Anche l’Italia renziana vive con imbarazzo la memoria di Gentile

Anche all’Italia renziana non piace la memoria di Giovanni Gentile. Il settantesimo anniversario della sua uccisione, avvenuta a Firenze per mano di un commando gappista guidato da Bruno Fanciullacci, è passato nel silenzio generale. È un’omissione rattristante e, a suo modo, grave. Perché segna una battuta d’arresto, se non una vera e propria involuzione nel processo di ricomposizione della memoria storica italiana. Né ci si venga a dire che, nella incipiente stagione politica renziana (caratterizzata  dal pragmatismo e dall’anti-ideologismo più ostentati e solennemente proclamati), non ci sarebbe spazio per la rievocazione delle pagine più significative della storia  del Novecento. In realtà, del Novecento, l’Italia di oggi non si è affatto liberata, prova ne siano i costanti richiami alle figure dell’antifascismo, della resistenza e della storia della sinistra. È bastato un film di Veltroni per sollevare una grande ondata di nostalgia per la figura di Berlinguer. Nel caso  di Giovanni Gentile cala invece il silenzio. Il fatto è che la sinistra “postideologica” continua a difendere i suoi miti storici per timore di smarrire  la propria identità. L’odierna rimozione  di Gentile è in tal senso sintomatica, dal momento che il filosofo dell’attualismo fu oggetto a suo tempo di un robusto processo di riscoperta culturale; e non pochi furono gli esponenti dell’intellighenzia di sinistra (basterà ricordare Massimo Cacciari, Giacomo Marramao, Salvatore Natoli) che ammisero onestamente quanto fosse stato assurdo l’ostracismo ai danni del pensatore centrale del Novecento italiano.

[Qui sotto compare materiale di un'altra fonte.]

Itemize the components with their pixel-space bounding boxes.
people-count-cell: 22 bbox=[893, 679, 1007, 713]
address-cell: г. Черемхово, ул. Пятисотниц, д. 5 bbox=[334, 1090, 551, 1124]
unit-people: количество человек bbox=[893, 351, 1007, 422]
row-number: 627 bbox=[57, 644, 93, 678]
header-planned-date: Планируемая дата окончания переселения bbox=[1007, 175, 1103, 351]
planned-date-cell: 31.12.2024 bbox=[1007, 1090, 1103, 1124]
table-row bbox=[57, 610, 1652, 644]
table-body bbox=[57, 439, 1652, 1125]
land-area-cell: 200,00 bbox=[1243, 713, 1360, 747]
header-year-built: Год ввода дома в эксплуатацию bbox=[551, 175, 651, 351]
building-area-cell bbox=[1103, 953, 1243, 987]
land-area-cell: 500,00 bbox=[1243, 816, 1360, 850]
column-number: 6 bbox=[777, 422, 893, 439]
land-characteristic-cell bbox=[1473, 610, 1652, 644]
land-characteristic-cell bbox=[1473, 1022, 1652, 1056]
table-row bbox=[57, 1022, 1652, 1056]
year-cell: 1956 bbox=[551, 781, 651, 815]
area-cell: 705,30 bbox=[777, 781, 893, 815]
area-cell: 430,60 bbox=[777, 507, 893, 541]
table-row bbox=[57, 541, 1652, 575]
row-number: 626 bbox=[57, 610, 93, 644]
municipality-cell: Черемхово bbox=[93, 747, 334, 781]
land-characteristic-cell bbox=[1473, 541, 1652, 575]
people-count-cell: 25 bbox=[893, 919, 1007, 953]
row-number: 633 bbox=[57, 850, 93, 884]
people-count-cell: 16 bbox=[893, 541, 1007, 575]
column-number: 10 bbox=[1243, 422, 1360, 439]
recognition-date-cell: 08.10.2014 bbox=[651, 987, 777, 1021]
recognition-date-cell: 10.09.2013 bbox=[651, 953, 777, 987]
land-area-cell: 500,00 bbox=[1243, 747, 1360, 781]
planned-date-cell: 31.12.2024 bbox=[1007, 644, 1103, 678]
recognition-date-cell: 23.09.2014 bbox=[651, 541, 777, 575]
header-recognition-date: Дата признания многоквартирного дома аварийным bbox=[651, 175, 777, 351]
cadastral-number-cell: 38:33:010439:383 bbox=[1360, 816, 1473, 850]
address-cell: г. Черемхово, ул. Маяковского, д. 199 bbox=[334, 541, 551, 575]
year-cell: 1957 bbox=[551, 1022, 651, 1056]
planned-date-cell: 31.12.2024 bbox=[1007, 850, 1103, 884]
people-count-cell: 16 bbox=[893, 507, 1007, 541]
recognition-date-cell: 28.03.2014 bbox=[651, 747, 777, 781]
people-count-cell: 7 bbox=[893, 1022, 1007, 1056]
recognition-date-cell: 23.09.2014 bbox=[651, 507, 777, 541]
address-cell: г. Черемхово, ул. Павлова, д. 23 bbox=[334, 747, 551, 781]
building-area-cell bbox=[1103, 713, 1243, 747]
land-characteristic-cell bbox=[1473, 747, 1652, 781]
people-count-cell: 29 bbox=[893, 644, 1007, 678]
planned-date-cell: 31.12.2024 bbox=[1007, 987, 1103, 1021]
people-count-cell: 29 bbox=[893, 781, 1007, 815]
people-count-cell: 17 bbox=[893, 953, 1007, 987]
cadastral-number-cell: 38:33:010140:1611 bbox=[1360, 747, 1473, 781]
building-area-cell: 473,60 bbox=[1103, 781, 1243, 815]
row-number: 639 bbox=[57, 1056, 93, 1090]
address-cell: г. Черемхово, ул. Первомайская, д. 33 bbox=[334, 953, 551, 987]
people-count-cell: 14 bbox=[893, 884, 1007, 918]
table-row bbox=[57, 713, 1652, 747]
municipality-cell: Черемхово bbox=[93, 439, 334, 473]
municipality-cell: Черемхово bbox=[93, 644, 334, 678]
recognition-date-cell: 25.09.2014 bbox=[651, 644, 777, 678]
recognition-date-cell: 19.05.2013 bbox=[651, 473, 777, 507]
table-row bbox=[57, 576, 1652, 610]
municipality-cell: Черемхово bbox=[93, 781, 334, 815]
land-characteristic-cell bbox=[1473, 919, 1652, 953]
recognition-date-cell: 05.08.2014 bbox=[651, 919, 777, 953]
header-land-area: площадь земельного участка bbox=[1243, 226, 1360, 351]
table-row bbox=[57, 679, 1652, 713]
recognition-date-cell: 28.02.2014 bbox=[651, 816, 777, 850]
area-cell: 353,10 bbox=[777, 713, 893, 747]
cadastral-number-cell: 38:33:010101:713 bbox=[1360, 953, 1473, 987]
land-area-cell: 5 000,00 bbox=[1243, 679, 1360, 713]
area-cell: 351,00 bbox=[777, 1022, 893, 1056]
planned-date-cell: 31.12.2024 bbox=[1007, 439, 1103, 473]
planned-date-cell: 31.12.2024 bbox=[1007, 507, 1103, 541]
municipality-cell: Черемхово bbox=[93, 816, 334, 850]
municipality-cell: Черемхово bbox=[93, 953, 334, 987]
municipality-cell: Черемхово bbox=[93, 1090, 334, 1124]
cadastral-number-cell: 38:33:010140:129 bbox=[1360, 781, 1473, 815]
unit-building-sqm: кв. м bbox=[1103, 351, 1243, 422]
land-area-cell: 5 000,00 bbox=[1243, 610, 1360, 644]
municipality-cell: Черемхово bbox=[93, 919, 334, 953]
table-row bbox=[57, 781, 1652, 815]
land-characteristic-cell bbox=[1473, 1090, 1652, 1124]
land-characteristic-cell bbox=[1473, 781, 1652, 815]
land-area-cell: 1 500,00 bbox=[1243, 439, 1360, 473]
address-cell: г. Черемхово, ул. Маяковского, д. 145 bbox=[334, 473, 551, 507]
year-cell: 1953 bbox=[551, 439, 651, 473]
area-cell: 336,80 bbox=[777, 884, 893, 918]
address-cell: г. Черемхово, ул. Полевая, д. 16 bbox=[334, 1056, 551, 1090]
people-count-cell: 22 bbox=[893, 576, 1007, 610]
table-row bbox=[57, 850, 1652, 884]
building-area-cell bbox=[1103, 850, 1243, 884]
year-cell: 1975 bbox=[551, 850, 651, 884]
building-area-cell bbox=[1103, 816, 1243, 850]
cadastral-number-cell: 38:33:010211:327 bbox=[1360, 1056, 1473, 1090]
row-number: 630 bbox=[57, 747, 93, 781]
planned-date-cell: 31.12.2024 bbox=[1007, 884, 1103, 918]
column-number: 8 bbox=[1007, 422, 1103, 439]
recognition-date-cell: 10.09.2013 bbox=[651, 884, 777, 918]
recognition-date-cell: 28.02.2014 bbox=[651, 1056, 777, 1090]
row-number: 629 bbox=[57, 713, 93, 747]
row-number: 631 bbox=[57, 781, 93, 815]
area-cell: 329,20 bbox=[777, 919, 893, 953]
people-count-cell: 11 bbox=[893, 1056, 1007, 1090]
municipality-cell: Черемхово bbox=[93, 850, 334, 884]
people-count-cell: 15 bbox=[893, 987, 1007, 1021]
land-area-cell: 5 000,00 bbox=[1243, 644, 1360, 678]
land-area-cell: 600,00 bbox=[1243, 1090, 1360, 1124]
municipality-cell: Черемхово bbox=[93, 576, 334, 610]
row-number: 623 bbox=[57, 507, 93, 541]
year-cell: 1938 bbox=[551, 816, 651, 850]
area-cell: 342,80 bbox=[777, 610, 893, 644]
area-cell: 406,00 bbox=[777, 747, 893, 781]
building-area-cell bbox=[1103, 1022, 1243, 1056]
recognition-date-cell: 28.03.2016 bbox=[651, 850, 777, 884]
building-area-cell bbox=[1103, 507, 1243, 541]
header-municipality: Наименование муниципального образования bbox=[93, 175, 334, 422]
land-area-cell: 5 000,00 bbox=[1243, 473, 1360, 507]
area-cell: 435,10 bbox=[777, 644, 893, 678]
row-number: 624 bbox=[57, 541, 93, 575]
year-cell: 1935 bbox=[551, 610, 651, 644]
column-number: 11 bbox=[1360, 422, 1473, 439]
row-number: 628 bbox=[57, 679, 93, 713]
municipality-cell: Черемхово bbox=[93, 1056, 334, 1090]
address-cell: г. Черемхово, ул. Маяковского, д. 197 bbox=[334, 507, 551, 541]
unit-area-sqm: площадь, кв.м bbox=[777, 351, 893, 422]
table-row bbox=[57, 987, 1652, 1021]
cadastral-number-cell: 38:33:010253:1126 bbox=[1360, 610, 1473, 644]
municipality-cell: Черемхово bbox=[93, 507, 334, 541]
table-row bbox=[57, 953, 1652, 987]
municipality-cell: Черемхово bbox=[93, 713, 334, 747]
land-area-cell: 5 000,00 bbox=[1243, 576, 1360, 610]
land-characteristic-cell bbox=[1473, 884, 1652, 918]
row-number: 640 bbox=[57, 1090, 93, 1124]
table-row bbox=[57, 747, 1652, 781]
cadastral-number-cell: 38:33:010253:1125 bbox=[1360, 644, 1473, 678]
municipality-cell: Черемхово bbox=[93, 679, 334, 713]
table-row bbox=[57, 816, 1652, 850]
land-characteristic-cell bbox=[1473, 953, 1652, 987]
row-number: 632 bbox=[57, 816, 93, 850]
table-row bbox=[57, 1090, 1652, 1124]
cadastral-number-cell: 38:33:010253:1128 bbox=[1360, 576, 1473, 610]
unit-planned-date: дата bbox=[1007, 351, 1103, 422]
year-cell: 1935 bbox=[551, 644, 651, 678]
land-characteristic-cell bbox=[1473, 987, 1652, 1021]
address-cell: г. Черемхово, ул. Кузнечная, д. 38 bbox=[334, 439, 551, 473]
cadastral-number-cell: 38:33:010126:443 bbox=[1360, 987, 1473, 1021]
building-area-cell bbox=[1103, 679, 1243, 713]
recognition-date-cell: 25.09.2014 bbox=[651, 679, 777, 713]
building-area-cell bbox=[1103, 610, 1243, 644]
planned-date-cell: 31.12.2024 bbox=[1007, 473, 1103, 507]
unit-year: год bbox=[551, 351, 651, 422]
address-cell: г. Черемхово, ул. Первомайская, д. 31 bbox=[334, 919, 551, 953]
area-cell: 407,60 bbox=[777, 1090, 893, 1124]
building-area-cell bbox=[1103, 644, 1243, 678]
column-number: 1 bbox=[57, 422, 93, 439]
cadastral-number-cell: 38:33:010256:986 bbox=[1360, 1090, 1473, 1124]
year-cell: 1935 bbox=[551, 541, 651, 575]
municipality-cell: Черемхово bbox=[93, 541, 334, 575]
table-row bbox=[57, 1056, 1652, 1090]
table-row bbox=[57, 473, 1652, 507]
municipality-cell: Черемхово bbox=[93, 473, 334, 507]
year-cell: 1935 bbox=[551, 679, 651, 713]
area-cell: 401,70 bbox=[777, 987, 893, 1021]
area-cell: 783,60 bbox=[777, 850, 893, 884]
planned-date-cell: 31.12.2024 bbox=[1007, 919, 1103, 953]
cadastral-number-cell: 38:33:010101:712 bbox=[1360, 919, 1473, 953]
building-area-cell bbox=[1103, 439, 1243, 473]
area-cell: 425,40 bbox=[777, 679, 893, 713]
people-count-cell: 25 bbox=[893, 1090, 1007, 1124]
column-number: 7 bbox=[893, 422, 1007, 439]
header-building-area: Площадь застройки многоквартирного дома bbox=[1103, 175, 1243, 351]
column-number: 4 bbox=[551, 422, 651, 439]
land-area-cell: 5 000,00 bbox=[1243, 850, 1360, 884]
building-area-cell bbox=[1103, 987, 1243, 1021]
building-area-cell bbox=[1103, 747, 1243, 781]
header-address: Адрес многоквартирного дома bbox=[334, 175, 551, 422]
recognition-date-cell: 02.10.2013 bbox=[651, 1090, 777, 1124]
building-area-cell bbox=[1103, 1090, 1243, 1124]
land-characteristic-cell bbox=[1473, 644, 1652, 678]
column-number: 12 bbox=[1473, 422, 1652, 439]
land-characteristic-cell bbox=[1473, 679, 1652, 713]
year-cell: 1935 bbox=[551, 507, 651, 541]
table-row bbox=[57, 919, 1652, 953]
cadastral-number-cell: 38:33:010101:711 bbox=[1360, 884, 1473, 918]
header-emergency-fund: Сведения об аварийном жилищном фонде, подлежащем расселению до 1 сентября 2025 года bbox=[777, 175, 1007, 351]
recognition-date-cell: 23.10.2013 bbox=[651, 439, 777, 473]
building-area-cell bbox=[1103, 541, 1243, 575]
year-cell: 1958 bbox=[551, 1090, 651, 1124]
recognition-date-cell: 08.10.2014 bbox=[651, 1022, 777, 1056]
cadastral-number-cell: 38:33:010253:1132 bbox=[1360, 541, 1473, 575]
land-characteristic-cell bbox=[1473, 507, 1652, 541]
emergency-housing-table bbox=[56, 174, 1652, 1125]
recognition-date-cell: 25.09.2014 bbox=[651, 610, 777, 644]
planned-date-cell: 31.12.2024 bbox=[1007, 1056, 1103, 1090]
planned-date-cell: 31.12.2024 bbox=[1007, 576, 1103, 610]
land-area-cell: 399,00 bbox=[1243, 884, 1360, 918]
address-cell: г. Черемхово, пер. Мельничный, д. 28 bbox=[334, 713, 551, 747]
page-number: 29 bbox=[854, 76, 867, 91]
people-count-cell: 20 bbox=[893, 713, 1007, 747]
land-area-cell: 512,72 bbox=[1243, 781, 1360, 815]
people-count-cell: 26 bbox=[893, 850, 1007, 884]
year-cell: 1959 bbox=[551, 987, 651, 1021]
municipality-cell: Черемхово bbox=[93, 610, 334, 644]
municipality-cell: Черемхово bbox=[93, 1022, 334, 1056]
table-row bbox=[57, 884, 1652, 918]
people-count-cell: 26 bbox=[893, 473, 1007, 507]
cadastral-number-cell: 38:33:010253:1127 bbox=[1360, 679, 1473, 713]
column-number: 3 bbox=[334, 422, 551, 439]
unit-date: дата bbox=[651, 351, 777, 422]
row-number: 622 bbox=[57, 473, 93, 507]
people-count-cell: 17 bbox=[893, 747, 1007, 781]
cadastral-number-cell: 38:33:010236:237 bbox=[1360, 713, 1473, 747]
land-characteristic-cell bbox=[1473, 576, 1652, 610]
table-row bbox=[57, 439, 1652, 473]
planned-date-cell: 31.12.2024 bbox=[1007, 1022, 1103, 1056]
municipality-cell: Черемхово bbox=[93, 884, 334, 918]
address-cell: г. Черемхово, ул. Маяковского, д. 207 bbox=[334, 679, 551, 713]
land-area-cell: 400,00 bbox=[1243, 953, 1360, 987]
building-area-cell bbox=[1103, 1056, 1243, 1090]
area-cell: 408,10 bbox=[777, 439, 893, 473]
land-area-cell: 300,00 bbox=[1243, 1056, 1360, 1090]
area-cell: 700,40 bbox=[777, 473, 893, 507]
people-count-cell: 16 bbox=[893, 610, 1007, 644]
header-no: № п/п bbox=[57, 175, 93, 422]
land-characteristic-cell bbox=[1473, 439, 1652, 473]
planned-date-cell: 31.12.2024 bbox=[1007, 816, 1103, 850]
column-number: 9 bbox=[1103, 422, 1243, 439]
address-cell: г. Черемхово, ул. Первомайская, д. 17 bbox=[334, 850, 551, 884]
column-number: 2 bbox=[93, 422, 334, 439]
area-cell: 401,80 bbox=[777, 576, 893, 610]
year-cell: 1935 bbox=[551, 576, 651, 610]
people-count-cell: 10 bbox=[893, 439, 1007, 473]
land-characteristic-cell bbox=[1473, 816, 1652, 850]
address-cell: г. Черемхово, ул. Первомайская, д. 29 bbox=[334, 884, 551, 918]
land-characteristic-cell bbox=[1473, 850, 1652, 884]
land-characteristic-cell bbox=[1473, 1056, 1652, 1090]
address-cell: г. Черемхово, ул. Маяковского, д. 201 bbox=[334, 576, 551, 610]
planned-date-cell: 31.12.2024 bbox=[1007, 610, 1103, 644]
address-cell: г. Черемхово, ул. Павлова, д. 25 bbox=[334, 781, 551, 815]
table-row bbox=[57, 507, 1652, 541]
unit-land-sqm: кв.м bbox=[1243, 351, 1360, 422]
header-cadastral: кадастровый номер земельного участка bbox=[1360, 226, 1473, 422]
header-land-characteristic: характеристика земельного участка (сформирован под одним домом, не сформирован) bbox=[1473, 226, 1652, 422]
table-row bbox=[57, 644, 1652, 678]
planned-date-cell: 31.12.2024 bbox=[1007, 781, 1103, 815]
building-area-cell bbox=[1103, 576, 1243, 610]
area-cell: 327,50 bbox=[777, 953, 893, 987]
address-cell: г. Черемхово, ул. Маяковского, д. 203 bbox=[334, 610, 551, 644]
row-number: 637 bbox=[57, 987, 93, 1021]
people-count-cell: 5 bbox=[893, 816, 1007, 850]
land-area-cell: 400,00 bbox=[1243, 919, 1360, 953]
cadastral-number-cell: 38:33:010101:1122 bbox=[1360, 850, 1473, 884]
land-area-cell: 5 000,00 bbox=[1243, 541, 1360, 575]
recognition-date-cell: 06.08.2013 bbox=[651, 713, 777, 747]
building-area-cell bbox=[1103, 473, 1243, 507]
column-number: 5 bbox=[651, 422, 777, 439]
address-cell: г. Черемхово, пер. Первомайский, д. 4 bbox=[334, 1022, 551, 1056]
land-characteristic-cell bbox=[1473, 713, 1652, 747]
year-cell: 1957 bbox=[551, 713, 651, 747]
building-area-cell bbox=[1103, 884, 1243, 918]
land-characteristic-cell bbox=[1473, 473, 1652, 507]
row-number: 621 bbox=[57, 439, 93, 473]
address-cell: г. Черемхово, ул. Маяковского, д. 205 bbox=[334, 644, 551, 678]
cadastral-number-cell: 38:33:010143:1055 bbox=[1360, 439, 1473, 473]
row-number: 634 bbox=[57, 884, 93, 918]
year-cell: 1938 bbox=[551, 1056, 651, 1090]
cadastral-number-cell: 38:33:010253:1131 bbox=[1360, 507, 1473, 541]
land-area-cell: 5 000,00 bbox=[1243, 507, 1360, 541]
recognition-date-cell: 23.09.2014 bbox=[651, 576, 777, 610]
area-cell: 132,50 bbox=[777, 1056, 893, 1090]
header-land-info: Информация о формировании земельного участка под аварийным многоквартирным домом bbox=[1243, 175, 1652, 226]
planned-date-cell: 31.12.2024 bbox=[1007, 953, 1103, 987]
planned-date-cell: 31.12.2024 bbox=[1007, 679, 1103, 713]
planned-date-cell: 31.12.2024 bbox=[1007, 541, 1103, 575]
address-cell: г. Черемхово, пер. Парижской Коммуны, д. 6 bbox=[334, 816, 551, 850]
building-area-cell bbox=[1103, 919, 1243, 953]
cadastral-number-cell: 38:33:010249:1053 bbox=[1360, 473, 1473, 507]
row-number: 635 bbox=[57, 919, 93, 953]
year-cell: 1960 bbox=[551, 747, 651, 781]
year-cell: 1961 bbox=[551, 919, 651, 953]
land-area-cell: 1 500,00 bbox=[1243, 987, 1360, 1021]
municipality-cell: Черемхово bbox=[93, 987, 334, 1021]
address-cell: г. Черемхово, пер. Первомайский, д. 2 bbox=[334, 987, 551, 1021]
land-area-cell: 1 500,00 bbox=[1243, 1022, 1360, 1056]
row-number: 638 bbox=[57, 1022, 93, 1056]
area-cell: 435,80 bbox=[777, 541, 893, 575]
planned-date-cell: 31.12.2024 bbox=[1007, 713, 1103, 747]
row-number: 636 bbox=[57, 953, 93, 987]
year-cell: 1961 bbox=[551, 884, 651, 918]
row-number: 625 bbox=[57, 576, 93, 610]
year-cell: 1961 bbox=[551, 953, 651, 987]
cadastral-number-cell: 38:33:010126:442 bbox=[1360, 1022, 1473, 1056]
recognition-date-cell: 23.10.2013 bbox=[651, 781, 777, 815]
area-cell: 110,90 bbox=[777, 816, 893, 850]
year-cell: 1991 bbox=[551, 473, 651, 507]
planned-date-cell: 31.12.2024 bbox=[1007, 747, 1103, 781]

Di Gentile, tutte le culture politiche italiane sono debitrici, a partire dallo stesso gramscismo: senza l’idea gentiliana del pensiero come “atto” dello spirito non sarebbe stata possibile la “riforma” del marxismo operata dall’intellettuale sardo, quella che appunto assegnava all’azione in ambito culturale un ruolo strategico per la conquista del consenso politico e per l’efficacia dell’azione di trasformazione rivoluzionaria della società.

Una serena rilettura del pensiero di Gentile sarebbe inoltre raccomandabile per rilanciare la cultura dello Stato nel tempo dell’attacco alle istituzioni proveniente da più direzioni: da quella, ideologica, del liberismo sfrenato a quella, più interna e insidiosa, che arriva dalla corruzione, dall’illegalità e dall’inquinamento criminale. Nel suo testamento spirituale, Genesi e struttura della società, Gentile scrive che lo «Stato è una sostanza etica». Quasi cinquant’anni dopo, un altro martire civile, Giovanni Falcone, espresse in un libro testimonianza,  Cose di Cosa Nostra, un concetto non dissimile: «Lo Stato è un valore interiorizzato». Probabilmente non aveva letto le opere del filosofo dell’attualismo. Ma il senso della statualità e il sentimento patriottico erano gli stessi.